Une prose élégante, limpide avec ses phrases courtes dépourvues d’ornements inutiles, avec son absence de dialogues, sinon dans le style indirect, relie sans heurts les scènes de vie ordinaire et les failles d’une vie bouleversée par la guerre qui fait passer du vide de l’orphelin à celui du conscrit. Après la reddition du Japon, il y a eu la partition de la Corée, les Russes ont envahi le Nord où vivait Yohan dans une ferme avec son père, il y a eu l’usine et son campement, puis les Américains, les combats et les plaies ; « c’était tout ce qu’il y avait dans cette immense tente plantée dans un champ : la voix du médecin, le souffle continu du vent, le sifflement des lampes et une histoire dans un livre ». C’est dans ce second campement, une mer de lits, un océan de tentes, qu’on appelle Yohan et son compagnon Peng « les hommes de neige » car ils ont été découverts en montagne ensevelis près des décombres d’une explosion.
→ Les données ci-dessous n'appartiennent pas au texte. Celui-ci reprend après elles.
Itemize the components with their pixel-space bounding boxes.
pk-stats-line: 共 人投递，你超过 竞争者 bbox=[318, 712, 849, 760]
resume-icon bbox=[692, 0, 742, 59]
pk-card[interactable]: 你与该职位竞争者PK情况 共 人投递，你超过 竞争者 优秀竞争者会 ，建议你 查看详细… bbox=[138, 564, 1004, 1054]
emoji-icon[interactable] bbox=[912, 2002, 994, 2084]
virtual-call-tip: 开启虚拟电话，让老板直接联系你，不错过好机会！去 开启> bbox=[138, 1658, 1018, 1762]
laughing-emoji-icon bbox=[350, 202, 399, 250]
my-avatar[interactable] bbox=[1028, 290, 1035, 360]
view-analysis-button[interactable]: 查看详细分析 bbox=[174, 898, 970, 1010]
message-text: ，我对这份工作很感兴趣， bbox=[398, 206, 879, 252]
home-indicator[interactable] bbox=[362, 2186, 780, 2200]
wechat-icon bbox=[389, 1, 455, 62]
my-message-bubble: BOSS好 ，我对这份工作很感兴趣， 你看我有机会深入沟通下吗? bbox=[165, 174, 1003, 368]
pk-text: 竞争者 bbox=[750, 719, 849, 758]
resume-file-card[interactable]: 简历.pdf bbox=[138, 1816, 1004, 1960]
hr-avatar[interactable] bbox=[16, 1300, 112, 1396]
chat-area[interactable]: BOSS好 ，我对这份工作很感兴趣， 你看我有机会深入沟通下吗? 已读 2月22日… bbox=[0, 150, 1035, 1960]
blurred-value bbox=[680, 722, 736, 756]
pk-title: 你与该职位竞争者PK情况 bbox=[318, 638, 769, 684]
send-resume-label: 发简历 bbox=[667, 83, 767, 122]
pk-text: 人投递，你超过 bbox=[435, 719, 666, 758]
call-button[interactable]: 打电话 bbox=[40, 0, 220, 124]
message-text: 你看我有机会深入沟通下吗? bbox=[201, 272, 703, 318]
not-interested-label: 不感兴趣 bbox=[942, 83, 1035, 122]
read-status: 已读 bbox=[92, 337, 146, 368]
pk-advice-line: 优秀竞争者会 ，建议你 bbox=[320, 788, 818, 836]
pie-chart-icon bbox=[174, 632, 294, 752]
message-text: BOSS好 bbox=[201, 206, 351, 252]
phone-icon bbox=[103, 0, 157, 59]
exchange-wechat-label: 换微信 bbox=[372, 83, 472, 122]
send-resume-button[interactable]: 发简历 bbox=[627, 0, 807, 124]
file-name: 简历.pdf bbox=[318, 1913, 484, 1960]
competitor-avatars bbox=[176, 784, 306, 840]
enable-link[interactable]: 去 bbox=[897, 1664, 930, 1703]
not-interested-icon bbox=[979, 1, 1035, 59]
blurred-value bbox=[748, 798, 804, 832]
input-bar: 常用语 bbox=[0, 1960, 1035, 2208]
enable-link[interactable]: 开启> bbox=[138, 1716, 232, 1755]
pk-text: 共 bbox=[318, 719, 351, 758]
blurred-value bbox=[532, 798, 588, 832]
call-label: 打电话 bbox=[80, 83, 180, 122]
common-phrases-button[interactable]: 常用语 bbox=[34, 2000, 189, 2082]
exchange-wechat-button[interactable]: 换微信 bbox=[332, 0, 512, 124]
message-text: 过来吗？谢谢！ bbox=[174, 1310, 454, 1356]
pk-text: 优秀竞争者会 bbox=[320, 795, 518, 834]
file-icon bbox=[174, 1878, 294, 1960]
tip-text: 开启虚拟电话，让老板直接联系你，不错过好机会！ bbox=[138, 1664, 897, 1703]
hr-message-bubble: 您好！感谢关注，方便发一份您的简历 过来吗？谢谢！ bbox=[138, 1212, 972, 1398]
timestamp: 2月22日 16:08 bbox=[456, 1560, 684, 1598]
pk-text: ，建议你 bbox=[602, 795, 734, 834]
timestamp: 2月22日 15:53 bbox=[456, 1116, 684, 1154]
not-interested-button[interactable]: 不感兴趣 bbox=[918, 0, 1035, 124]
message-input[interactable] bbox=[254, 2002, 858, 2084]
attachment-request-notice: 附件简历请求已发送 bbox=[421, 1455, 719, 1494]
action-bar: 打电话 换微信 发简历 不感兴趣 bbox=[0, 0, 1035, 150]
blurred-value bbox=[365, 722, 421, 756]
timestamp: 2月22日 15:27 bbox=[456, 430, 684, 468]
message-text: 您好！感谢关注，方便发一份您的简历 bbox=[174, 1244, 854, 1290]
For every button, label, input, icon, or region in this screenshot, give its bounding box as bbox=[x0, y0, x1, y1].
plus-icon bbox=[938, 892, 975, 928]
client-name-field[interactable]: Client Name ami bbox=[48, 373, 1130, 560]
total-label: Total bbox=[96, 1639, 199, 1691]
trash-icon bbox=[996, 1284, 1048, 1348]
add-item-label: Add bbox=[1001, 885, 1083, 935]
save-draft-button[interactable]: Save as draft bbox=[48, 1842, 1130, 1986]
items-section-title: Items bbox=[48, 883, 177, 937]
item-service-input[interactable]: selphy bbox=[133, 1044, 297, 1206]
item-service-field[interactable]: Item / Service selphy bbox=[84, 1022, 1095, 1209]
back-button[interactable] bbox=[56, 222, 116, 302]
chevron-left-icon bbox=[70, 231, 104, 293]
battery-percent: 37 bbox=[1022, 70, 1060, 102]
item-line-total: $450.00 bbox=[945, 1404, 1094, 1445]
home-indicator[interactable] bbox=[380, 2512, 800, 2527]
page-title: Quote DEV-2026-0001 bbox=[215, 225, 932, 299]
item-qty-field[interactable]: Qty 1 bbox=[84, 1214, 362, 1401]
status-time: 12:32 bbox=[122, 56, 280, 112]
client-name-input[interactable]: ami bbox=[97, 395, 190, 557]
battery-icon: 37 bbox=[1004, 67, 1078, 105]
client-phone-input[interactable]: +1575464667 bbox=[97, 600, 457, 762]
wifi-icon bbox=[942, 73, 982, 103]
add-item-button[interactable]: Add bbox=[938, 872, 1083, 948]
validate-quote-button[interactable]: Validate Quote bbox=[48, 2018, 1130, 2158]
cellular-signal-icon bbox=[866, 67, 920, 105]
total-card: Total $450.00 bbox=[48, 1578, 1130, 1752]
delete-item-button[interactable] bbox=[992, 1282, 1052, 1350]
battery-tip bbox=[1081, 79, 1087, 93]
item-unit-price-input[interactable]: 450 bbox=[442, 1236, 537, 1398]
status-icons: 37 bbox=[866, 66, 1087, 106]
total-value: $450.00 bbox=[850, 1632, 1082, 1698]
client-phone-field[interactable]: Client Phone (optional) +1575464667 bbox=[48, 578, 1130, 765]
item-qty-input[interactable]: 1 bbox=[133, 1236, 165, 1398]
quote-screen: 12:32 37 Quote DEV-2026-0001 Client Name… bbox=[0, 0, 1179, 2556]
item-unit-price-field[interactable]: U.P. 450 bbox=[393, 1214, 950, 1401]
Il y a aussi, brièvement entrevus d’un train, « les chasseurs de neige » qui pillent les restes d’une ville saccagée, image forte et vive des paysages d’origine dans les souvenirs qui se délitent et les silhouettes qui s’estompent.

Nul angélisme chez Paul Yoon : de campement en campement s’inscrit l’humanité. Et sur la terre d’accueil du solitaire Johan, il y a encore un autre, en bord de mer : celui des mineurs, des ouvriers, des pêcheurs, des orphelins qui regardent le jongleur aveugle, autre métaphore esquissée qui dit l’état du monde. Et la mort frappe partout ; là encore c’est l’ellipse. Sobrement, dans ses inquiétudes silencieuses, Yohan se demande ce que l’on fuit et à quoi l’on renonce et « si l’on peut espérer reconquérir quoi que ce soit, retrouver ce que l’on a perdu ». Rien n’est insignifiant dans une vie modeste qui, grâce à la prose délicate de Paul Yoon, se transforme en poème. Attentif aux détails, ces clochettes, carillons, foulards et éclats de lumière qui reviennent ici ou là en ponctuation et en écho, le jeune survivant se prend à philosopher sur le passage du temps, sur les vies des autres qui lui semblaient, enfant, comme hors d’atteinte et recluses en elles mêmes, « comme si un océan les isolait ». Qu’est ce que perdre un pays et retrouver un chez-soi ? Qu’est ce que vouloir être touché ? Qu’est ce qu’une seconde vie ?

Ce premier roman, encore tout auréolé du prix des Jeunes Lions que la New York Public Library lui a décerné en juin 2014, conserve, fait assez rare, la couverture originale de l’éditeur Simon & Schuster, un fond jaune vif avec une silhouette à la bicyclette et au parapluie bleu. Paul Yoon, dont on avait aimé les nouvelles Autrefois le rivage (2014), déjà habitées par la séparation, est né en 1980 à New York et vit dans le Massachussetts. Son grand-père, pendant la guerre de Corée, a tenté de s’enfuir vers le Nord, glanant en route les orphelins : c’est la part de la mémoire familiale reprenant vie dans la méditation du petit tailleur qui fait des retouches et coud des liens, héros émouvant de ce roman épuré.

Aux antipodes des grandes gueules et des bravaches, Paul Yoon cultive une sonorité à part, qui sait faire toute sa place à la pudeur – au non-dit, à la délicatesse de liens de tendresse à peine dévoilés. Il maîtrise l’équilibre d’une composition qui mêle deux pays et deux univers en contraste, le lent glissement qui joue sur le familier et l’étranger et ouvre un rideau pour célébrer une beauté fragile dans sa simplicité.